Не только в Москве, но во всей России при вступлении неприятеля не произошло ничего похожего на возмущение. 1 го, 2 го сентября более десяти тысяч людей оставалось в Москве, и, кроме толпы, собравшейся на дворе главнокомандующего и привлеченной им самим, – ничего не было. Очевидно, что еще менее надо было ожидать волнения в народе, ежели бы после Бородинского сражения, когда оставление Москвы стало очевидно, или, по крайней мере, вероятно, – ежели бы тогда вместо того, чтобы волновать народ раздачей оружия и афишами, Растопчин принял меры к вывозу всей святыни, пороху, зарядов и денег и прямо объявил бы народу, что город оставляется.

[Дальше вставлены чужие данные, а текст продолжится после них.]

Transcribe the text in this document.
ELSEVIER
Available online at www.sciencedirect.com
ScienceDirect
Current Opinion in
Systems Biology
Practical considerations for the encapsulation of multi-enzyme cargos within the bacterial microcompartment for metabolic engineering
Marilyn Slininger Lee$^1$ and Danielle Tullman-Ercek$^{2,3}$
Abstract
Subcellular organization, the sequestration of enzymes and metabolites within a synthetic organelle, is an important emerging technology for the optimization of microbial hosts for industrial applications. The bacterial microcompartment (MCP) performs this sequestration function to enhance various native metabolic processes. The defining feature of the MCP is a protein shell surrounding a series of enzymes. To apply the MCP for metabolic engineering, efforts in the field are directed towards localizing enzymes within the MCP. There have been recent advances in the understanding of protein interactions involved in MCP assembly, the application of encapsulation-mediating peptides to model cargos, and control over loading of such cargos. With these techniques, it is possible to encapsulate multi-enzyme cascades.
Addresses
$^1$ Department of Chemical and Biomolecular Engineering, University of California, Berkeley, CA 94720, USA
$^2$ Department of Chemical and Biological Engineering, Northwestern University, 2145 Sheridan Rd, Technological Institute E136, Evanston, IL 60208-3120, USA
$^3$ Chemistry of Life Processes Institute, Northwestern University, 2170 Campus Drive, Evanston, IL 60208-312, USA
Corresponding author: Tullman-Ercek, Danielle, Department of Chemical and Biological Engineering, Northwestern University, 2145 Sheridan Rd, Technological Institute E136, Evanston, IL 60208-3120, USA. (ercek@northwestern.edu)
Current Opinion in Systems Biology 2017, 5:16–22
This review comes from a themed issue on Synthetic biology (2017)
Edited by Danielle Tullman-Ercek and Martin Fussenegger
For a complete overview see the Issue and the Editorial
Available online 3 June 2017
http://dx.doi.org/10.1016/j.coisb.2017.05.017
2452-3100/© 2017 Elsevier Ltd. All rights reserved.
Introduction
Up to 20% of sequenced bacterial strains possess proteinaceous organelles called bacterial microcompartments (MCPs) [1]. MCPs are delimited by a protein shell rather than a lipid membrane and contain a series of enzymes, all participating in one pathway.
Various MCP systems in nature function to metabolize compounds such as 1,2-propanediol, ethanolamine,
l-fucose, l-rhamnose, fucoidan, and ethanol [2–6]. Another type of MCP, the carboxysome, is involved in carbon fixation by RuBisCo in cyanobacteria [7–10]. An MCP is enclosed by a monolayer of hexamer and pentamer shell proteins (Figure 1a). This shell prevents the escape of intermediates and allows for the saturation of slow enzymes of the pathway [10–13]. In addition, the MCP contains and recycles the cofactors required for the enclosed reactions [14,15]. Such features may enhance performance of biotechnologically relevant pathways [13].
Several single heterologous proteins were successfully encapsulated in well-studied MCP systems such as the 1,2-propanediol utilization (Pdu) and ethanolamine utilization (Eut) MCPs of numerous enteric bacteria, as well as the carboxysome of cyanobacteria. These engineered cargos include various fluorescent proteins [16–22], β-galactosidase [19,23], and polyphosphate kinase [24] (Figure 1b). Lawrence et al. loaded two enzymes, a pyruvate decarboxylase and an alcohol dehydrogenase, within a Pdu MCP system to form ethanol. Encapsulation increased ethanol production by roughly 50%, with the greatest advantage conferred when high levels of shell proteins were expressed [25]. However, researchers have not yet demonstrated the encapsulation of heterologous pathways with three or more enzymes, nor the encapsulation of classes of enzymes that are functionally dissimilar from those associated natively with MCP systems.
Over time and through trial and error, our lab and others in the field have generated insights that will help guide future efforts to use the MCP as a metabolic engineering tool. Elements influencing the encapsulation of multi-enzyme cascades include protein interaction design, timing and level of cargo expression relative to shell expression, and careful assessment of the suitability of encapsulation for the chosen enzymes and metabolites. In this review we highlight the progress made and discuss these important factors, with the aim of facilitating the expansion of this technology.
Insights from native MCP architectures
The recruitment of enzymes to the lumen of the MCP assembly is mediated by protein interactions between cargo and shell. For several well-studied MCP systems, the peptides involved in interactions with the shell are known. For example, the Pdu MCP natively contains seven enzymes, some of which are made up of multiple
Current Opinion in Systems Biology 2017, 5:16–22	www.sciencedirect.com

Растопчин, пылкий, сангвинический человек, всегда вращавшийся в высших кругах администрации, хотя в с патриотическим чувством, не имел ни малейшего понятия о том народе, которым он думал управлять. С самого начала вступления неприятеля в Смоленск Растопчин в воображении своем составил для себя роль руководителя народного чувства – сердца России. Ему не только казалось (как это кажется каждому администратору), что он управлял внешними действиями жителей Москвы, но ему казалось, что он руководил их настроением посредством своих воззваний и афиш, писанных тем ёрническим языком, который в своей среде презирает народ и которого он не понимает, когда слышит его сверху. Красивая роль руководителя народного чувства так понравилась Растопчину, он так сжился с нею, что необходимость выйти из этой роли, необходимость оставления Москвы без всякого героического эффекта застала его врасплох, и он вдруг потерял из под ног почву, на которой стоял, в решительно не знал, что ему делать. Он хотя и знал, но не верил всею душою до последней минуты в оставление Москвы и ничего не делал с этой целью. Жители выезжали против его желания. Ежели вывозили присутственные места, то только по требованию чиновников, с которыми неохотно соглашался граф. Сам же он был занят только тою ролью, которую он для себя сделал. Как это часто бывает с людьми, одаренными пылким воображением, он знал уже давно, что Москву оставят, но знал только по рассуждению, но всей душой не верил в это, не перенесся воображением в это новое положение.